L’ouverture de L’Insoutenable légèreté de l’être est remarquable : deux chapitres brefs, une réflexion à partir d’une idée (le mythe de l’éternel retour de l’identique), une question sur les valeurs, la convocation d’images et de moments de l’Histoire (la Révolution française, la Terreur et Robespierre ; la Seconde Guerre mondiale, Hitler, l’extermination de masse), Jésus-Christ et sa crucifixion, deux philosophes (Nietzsche et Parménide).
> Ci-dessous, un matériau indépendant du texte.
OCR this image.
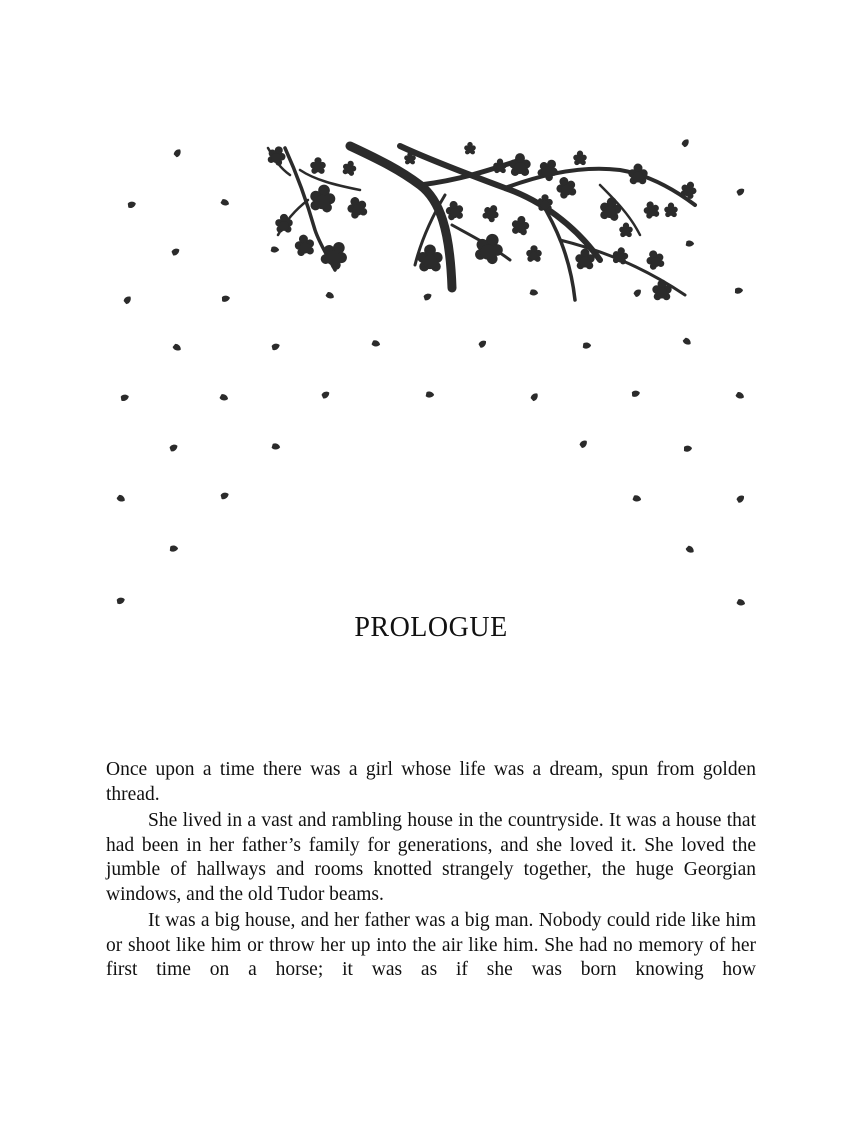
PROLOGUE

Once upon a time there was a girl whose life was a dream, spun from golden thread.

She lived in a vast and rambling house in the countryside. It was a house that had been in her father’s family for generations, and she loved it. She loved the jumble of hallways and rooms knotted strangely together, the huge Georgian windows, and the old Tudor beams.

It was a big house, and her father was a big man. Nobody could ride like him or shoot like him or throw her up into the air like him. She had no memory of her first time on a horse; it was as if she was born knowing how
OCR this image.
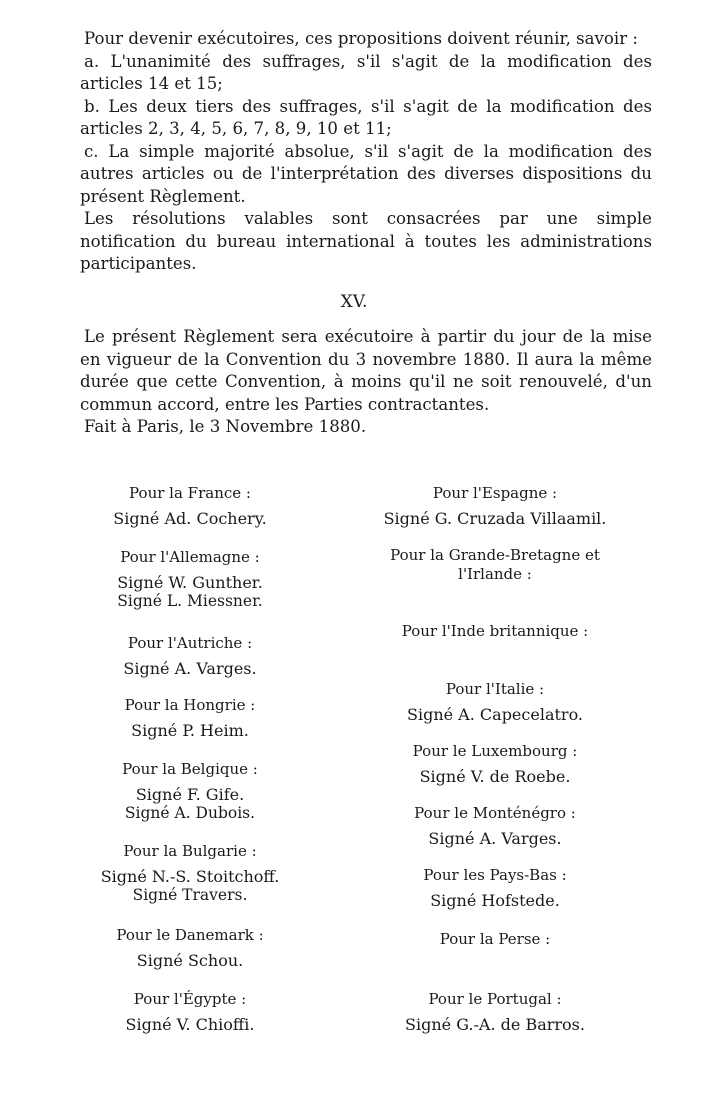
Pour devenir exécutoires, ces propositions doivent réunir, savoir :
a. L'unanimité des suffrages, s'il s'agit de la modification des articles 14 et 15;
b. Les deux tiers des suffrages, s'il s'agit de la modification des articles 2, 3, 4, 5, 6, 7, 8, 9, 10 et 11;
c. La simple majorité absolue, s'il s'agit de la modification des autres articles ou de l'interprétation des diverses dispositions du présent Règlement.
Les résolutions valables sont consacrées par une simple notification du bureau international à toutes les administrations participantes.
XV.
Le présent Règlement sera exécutoire à partir du jour de la mise en vigueur de la Convention du 3 novembre 1880. Il aura la même durée que cette Convention, à moins qu'il ne soit renouvelé, d'un commun accord, entre les Parties contractantes.
Fait à Paris, le 3 Novembre 1880.
Pour la France :
Signé Ad. Cochery.
Pour l'Allemagne :
Signé W. Gunther.
Signé L. Miessner.
Pour l'Autriche :
Signé A. Varges.
Pour la Hongrie :
Signé P. Heim.
Pour la Belgique :
Signé F. Gife.
Signé A. Dubois.
Pour la Bulgarie :
Signé N.-S. Stoitchoff.
Signé Travers.
Pour le Danemark :
Signé Schou.
Pour l'Égypte :
Signé V. Chioffi.
Pour l'Espagne :
Signé G. Cruzada Villaamil.
Pour la Grande-Bretagne et l'Irlande :
Pour l'Inde britannique :
Pour l'Italie :
Signé A. Capecelatro.
Pour le Luxembourg :
Signé V. de Roebe.
Pour le Monténégro :
Signé A. Varges.
Pour les Pays-Bas :
Signé Hofstede.
Pour la Perse :
Pour le Portugal :
Signé G.-A. de Barros.
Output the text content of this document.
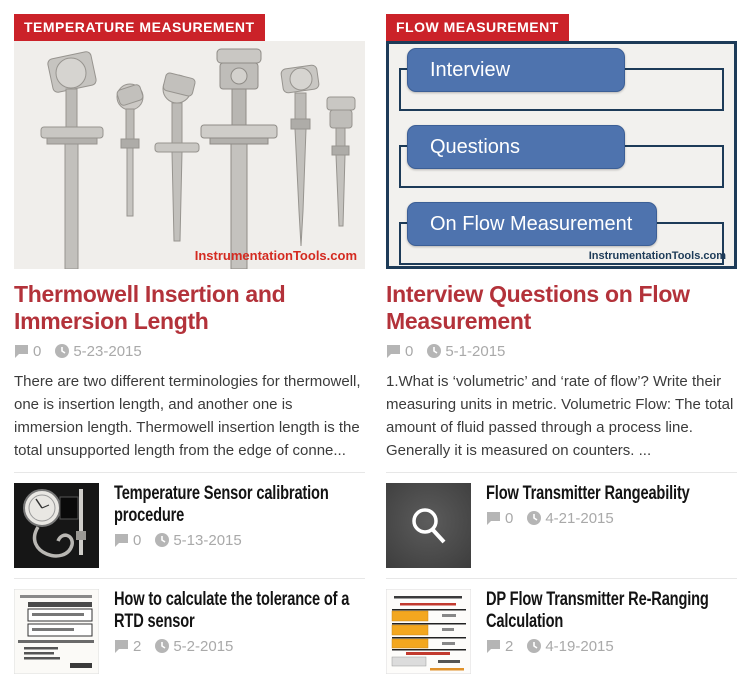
TEMPERATURE MEASUREMENT
InstrumentationTools.com
Thermowell Insertion and Immersion Length
0 5-23-2015

There are two different terminologies for thermowell, one is insertion length, and another one is immersion length. Thermowell insertion length is the total unsupported length from the edge of conne...

Temperature Sensor calibration procedure
0 5-13-2015
How to calculate the tolerance of a RTD sensor
2 5-2-2015
FLOW MEASUREMENT
Interview
Questions
On Flow Measurement
InstrumentationTools.com
Interview Questions on Flow Measurement
0 5-1-2015

1.What is ‘volumetric’ and ‘rate of flow’? Write their measuring units in metric. Volumetric Flow: The total amount of fluid passed through a process line. Generally it is measured on counters. ...

Flow Transmitter Rangeability
0 4-21-2015
DP Flow Transmitter Re-Ranging Calculation
2 4-19-2015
Le premier personnage fictionnel n’est introduit qu’au troisième chapitre : « Il y a bien des années que je pense à Tomas. Mais c’est à la lumière de ces réflexions que je l’ai vu pour la première fois » (Kundera, L’Insoutenable légèreté de l’être, p. 1143). Le personnage naît de réflexions, le roman d’une question existentielle. Comment résumer un tel roman ? Au moyen de quatre personnages qui forment deux couples – Tomas et Tereza, Sabina et Franz, reliés entre eux par la relation érotique entre Tomas et Sabina –, le roman réfléchit des catégories existentielles : la légèreté et la pesanteur, l’âme et le corps, le kitsch, la compréhension et l’ignorance dans le langage, l’érotisme et la fidélité dans la relation amoureuse, tout cela dans l’indétermination fondamentale de toute existence humaine, l’impossibilité de savoir ce qu’il convient de choisir : « Je l’ai vu, debout à une fenêtre de son appartement, les yeux fixés de l’autre côté de la cour sur le mur de l’immeuble d’en face, et il ne savait pas ce qu’il devait faire » (ibidem). L’indécision de Tomas fait signe d’un geste léger en direction de celle de Panurge « qui ne sait pas s’il doit ou non se marier », comme Kundera le rappelle dans son « Discours de Jérusalem : le roman et l’Europe » (Kundera, L’Art du roman, p. 807). Ce que je souhaite examiner ici, c’est la présence de la métabibliothèque dans les occurrences de ces éléments.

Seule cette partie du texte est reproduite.